I was an obedient patient because I didn’t know how to be otherwise, and I was scared, very scared, had no idea what lay ahead.
I learned about my surgeon’s dedication, and am grateful he rushed into the hospital to operate on me in the early hours before Easter morn.
I learned he was the only one who thought there was even a minimal chance of saving my eye. Everyone else involved or assisting believed he should simply remove the eye, but he went with instinct, or experience, or confidence in his ability, or whatever, and as a result, I still have a right eye.
I have no idea what he did, or what was involved.
I do know my cornea was severed and I needed thirty-nine stitches in my eyeball, which were subsequently removed six weeks later, involving another ten-day stay in the hospital with a pressure bandage covering my entire head because of leaking in the interior chamber of my eye, which I did’t understand either, but knew was serious from the way I was rushed back into bed when the surgeon’s cohort was examining me to give me the green light to be discharged and noticed the problem.
My eye accident certainly gave me perspective regarding other people’s vision.
When I first left the hospital, my eyesight was perfect about three quarters in front of me, due to peripheral vision, and then suddenly there was a swarm of water colored shapes as if looking through a kaleidoscope or being on a mescaline trip.
I couldn’t stand it; it felt like my head was lopsided.
I wanted to run, but how does one run from one’s own vision, so I opted for a black eyepatch instead.

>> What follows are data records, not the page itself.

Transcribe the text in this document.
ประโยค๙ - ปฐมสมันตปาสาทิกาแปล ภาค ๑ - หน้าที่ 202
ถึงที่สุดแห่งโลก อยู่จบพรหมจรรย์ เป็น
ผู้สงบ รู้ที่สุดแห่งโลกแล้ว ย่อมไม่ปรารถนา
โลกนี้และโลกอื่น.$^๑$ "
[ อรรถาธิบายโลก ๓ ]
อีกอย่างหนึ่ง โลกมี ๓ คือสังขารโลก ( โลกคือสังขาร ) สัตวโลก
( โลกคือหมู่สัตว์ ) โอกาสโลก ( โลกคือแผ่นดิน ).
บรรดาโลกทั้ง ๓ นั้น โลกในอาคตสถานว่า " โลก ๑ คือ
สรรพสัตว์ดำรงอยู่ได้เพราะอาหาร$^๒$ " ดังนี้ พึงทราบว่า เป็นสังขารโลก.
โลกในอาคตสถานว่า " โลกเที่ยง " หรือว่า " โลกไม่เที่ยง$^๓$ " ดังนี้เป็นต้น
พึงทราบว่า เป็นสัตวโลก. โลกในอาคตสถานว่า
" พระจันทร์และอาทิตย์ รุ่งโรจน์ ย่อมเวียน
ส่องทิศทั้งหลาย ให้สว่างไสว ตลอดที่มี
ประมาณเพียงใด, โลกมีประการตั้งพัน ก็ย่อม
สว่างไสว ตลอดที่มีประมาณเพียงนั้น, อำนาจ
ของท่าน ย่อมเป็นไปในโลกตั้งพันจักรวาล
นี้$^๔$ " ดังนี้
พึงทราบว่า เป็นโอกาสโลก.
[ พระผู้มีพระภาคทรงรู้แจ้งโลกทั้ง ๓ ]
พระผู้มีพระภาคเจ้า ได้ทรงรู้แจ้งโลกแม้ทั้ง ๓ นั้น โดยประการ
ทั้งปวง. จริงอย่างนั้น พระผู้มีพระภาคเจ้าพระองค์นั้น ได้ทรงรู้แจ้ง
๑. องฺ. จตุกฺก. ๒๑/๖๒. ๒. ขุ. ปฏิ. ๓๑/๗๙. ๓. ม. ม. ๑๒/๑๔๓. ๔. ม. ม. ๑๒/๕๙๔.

The recovery period was tedious, continuous rounds of drops, no sudden movement, caution all the time, every waking moment defensive, protecting the damaged eye, and taping a metal shield over it at night.
But here I am many years later, still 20/20 in my left eye, and miraculously, or so the doctors say, 20/25 in my right, which I think sucks, compared to what It once was, but gives me an awareness about the vision of others which I never would have had, what poor vision many have to struggle with, which others take for granted.
And my current ophthalmologist, or perhaps former ophthalmologist, depending on the insurance situation, is amazed at the operation performed by that surgeon many years ago when the equipment and technology available was “prehistoric” compared to recent advancements.
So, each year, whenever I went for my visit with my ophthalmologist I always considered it routine, except I knew there would always be a long wait.
That’s is, until last week, I was caught off guard when I learned he didn’t accept my insurance, and then I suspected something was wrong when my doctor paused after examining my dilated right eye and then walked over toward his desk.
I waited, knowing something out of the ordinary was coming.
“It’s probably nothing,” he finally said.
“There’s a slight macro aneurism in your retina that wasn’t there before.”
He referred me to a retina specialist, to be on the safe side, but first I told him about my insurance situation, and though he ruefully acknowledged my insurance coverage sounded great, he told me it was quite the reverse, but did check to make sure the retina specialist would accept it, which apparently he does.